Sommarlov (summer vacation)
All Swedes have the right to five weeks vacation every year. Most take at least a few weeks during the months of July or August to enjoy the summer weather with their friends and families.
I’m presently on my own extended version of sommarlov, traveling around Sweden for July and August. I haven’t been to Sweden since I was an exchange student here five years ago, so I’m visiting as many people as I can. Even though I have been to various parts of the country and stayed with people at different stages of life, I have noticed that many enjoy doing the same things during their sommarlov.
Swedish Sommarlov Essentials:
1. Bada (swimming) Whether in the Atlantic ocean or a lake, Swedes enjoy taking a dip in the summer. Lake water is colder than in Minnesota as they are fed by frigid mountain streams, but that doesn’t stop even small children from jumping right in! Swimming can be a family affair with everyone from toddlers to grandmothers wading and sun bathing.
After swimming for a bit, it’s necessary to experience the next item on my list…
2. Glass (ice cream) Sweden, like the US, is in the top ten countries for ice cream consumption. In addition to regular shops, there are kiosks or stands that sell ice cream in parks, at the beach and on the street. Even dairy-free folks can enjoy sorbet, which every stand has at least one flavor of. Each cone or cup of ice cream comes with a little, brightly-colored spoon to help facilitate eating.
3. Vandra (hiking)
Allemansrätten or everyone’s right is a law that is based on the idea that nature belongs to everyone and therefore all should have free access to it. You are free to hike, bike, swim and camp almost anywhere as well as pick flowers, berries and mushrooms. This means that if you see a beautiful patch of woods you can explore it without fear of trespassing.
As a result, a strong outdoors culture has developed and many Swedes enjoy camping, hiking and biking in the summer. It can be done in a place specifically designated for those activities or you can forge your own trail. In my travels so far I’ve been able to pick (and eat) wild blueberries, gooseberries, currants and smultron (wild strawberries). I’ve hiked around a island in the Kosteröarna Naturreservat (the coast islands nature preserve) where cars are not allowed and swam whenever I came across a beach that looked pleasant. I followed trails and made my own. In short, I feel very privileged that even though I am a foreigner I am able to benefit from this privilege.
4. Grilla (grilling)
Grilling is pretty similar to Minnesota except for one-time grills, which I’ve never seen before. It consists of a foil pan, the type you can bake hot-dish in, with some sort of flammable element in the middle and grill-like wires over the top for the meat and veggies. If you don’t have access to a fire pit or regular grill, you can buy one of these ready-made and use it wherever.

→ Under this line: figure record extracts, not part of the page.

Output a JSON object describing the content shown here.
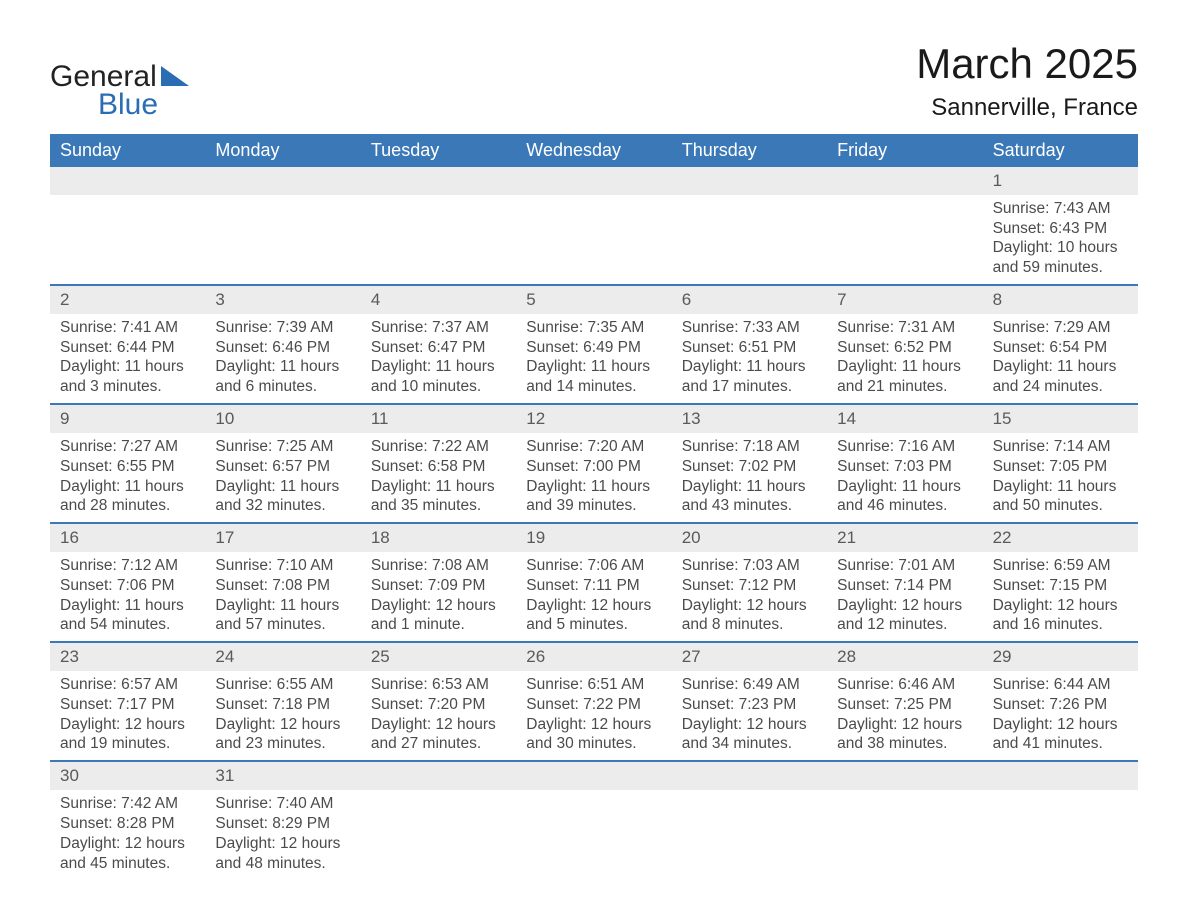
{
  "brand": {
    "text_general": "General",
    "text_blue": "Blue",
    "logo_color": "#2a6db3",
    "text_color_dark": "#222222"
  },
  "title": {
    "month": "March 2025",
    "location": "Sannerville, France"
  },
  "colors": {
    "header_bg": "#3a78b8",
    "header_text": "#ffffff",
    "daynum_bg": "#ececec",
    "border": "#3a78b8",
    "body_text": "#4b4b4b",
    "page_bg": "#ffffff"
  },
  "weekdays": [
    "Sunday",
    "Monday",
    "Tuesday",
    "Wednesday",
    "Thursday",
    "Friday",
    "Saturday"
  ],
  "weeks": [
    {
      "nums": [
        "",
        "",
        "",
        "",
        "",
        "",
        "1"
      ],
      "sunrise": [
        "",
        "",
        "",
        "",
        "",
        "",
        "Sunrise: 7:43 AM"
      ],
      "sunset": [
        "",
        "",
        "",
        "",
        "",
        "",
        "Sunset: 6:43 PM"
      ],
      "dl1": [
        "",
        "",
        "",
        "",
        "",
        "",
        "Daylight: 10 hours"
      ],
      "dl2": [
        "",
        "",
        "",
        "",
        "",
        "",
        "and 59 minutes."
      ]
    },
    {
      "nums": [
        "2",
        "3",
        "4",
        "5",
        "6",
        "7",
        "8"
      ],
      "sunrise": [
        "Sunrise: 7:41 AM",
        "Sunrise: 7:39 AM",
        "Sunrise: 7:37 AM",
        "Sunrise: 7:35 AM",
        "Sunrise: 7:33 AM",
        "Sunrise: 7:31 AM",
        "Sunrise: 7:29 AM"
      ],
      "sunset": [
        "Sunset: 6:44 PM",
        "Sunset: 6:46 PM",
        "Sunset: 6:47 PM",
        "Sunset: 6:49 PM",
        "Sunset: 6:51 PM",
        "Sunset: 6:52 PM",
        "Sunset: 6:54 PM"
      ],
      "dl1": [
        "Daylight: 11 hours",
        "Daylight: 11 hours",
        "Daylight: 11 hours",
        "Daylight: 11 hours",
        "Daylight: 11 hours",
        "Daylight: 11 hours",
        "Daylight: 11 hours"
      ],
      "dl2": [
        "and 3 minutes.",
        "and 6 minutes.",
        "and 10 minutes.",
        "and 14 minutes.",
        "and 17 minutes.",
        "and 21 minutes.",
        "and 24 minutes."
      ]
    },
    {
      "nums": [
        "9",
        "10",
        "11",
        "12",
        "13",
        "14",
        "15"
      ],
      "sunrise": [
        "Sunrise: 7:27 AM",
        "Sunrise: 7:25 AM",
        "Sunrise: 7:22 AM",
        "Sunrise: 7:20 AM",
        "Sunrise: 7:18 AM",
        "Sunrise: 7:16 AM",
        "Sunrise: 7:14 AM"
      ],
      "sunset": [
        "Sunset: 6:55 PM",
        "Sunset: 6:57 PM",
        "Sunset: 6:58 PM",
        "Sunset: 7:00 PM",
        "Sunset: 7:02 PM",
        "Sunset: 7:03 PM",
        "Sunset: 7:05 PM"
      ],
      "dl1": [
        "Daylight: 11 hours",
        "Daylight: 11 hours",
        "Daylight: 11 hours",
        "Daylight: 11 hours",
        "Daylight: 11 hours",
        "Daylight: 11 hours",
        "Daylight: 11 hours"
      ],
      "dl2": [
        "and 28 minutes.",
        "and 32 minutes.",
        "and 35 minutes.",
        "and 39 minutes.",
        "and 43 minutes.",
        "and 46 minutes.",
        "and 50 minutes."
      ]
    },
    {
      "nums": [
        "16",
        "17",
        "18",
        "19",
        "20",
        "21",
        "22"
      ],
      "sunrise": [
        "Sunrise: 7:12 AM",
        "Sunrise: 7:10 AM",
        "Sunrise: 7:08 AM",
        "Sunrise: 7:06 AM",
        "Sunrise: 7:03 AM",
        "Sunrise: 7:01 AM",
        "Sunrise: 6:59 AM"
      ],
      "sunset": [
        "Sunset: 7:06 PM",
        "Sunset: 7:08 PM",
        "Sunset: 7:09 PM",
        "Sunset: 7:11 PM",
        "Sunset: 7:12 PM",
        "Sunset: 7:14 PM",
        "Sunset: 7:15 PM"
      ],
      "dl1": [
        "Daylight: 11 hours",
        "Daylight: 11 hours",
        "Daylight: 12 hours",
        "Daylight: 12 hours",
        "Daylight: 12 hours",
        "Daylight: 12 hours",
        "Daylight: 12 hours"
      ],
      "dl2": [
        "and 54 minutes.",
        "and 57 minutes.",
        "and 1 minute.",
        "and 5 minutes.",
        "and 8 minutes.",
        "and 12 minutes.",
        "and 16 minutes."
      ]
    },
    {
      "nums": [
        "23",
        "24",
        "25",
        "26",
        "27",
        "28",
        "29"
      ],
      "sunrise": [
        "Sunrise: 6:57 AM",
        "Sunrise: 6:55 AM",
        "Sunrise: 6:53 AM",
        "Sunrise: 6:51 AM",
        "Sunrise: 6:49 AM",
        "Sunrise: 6:46 AM",
        "Sunrise: 6:44 AM"
      ],
      "sunset": [
        "Sunset: 7:17 PM",
        "Sunset: 7:18 PM",
        "Sunset: 7:20 PM",
        "Sunset: 7:22 PM",
        "Sunset: 7:23 PM",
        "Sunset: 7:25 PM",
        "Sunset: 7:26 PM"
      ],
      "dl1": [
        "Daylight: 12 hours",
        "Daylight: 12 hours",
        "Daylight: 12 hours",
        "Daylight: 12 hours",
        "Daylight: 12 hours",
        "Daylight: 12 hours",
        "Daylight: 12 hours"
      ],
      "dl2": [
        "and 19 minutes.",
        "and 23 minutes.",
        "and 27 minutes.",
        "and 30 minutes.",
        "and 34 minutes.",
        "and 38 minutes.",
        "and 41 minutes."
      ]
    },
    {
      "nums": [
        "30",
        "31",
        "",
        "",
        "",
        "",
        ""
      ],
      "sunrise": [
        "Sunrise: 7:42 AM",
        "Sunrise: 7:40 AM",
        "",
        "",
        "",
        "",
        ""
      ],
      "sunset": [
        "Sunset: 8:28 PM",
        "Sunset: 8:29 PM",
        "",
        "",
        "",
        "",
        ""
      ],
      "dl1": [
        "Daylight: 12 hours",
        "Daylight: 12 hours",
        "",
        "",
        "",
        "",
        ""
      ],
      "dl2": [
        "and 45 minutes.",
        "and 48 minutes.",
        "",
        "",
        "",
        "",
        ""
      ]
    }
  ]
}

In addition to mustard and ketchup on your meat or veggie substitute, Swedes use this thing called American Dressing. It comes in a tube, is light orange colored and tastes somewhat like a mix of mayonnaise and ketchup. I’ve told a few Swedes now that I’ve never seen that in the United States. They laugh and have no explanation where this food item came from.
If you’re looking for something to do on your own sommarlov, I recommend any of the above activities. They aren’t groundbreaking but they are tried-and-true ways to have fun with friends and family in the great outdoors, whether Sweden or the U.S.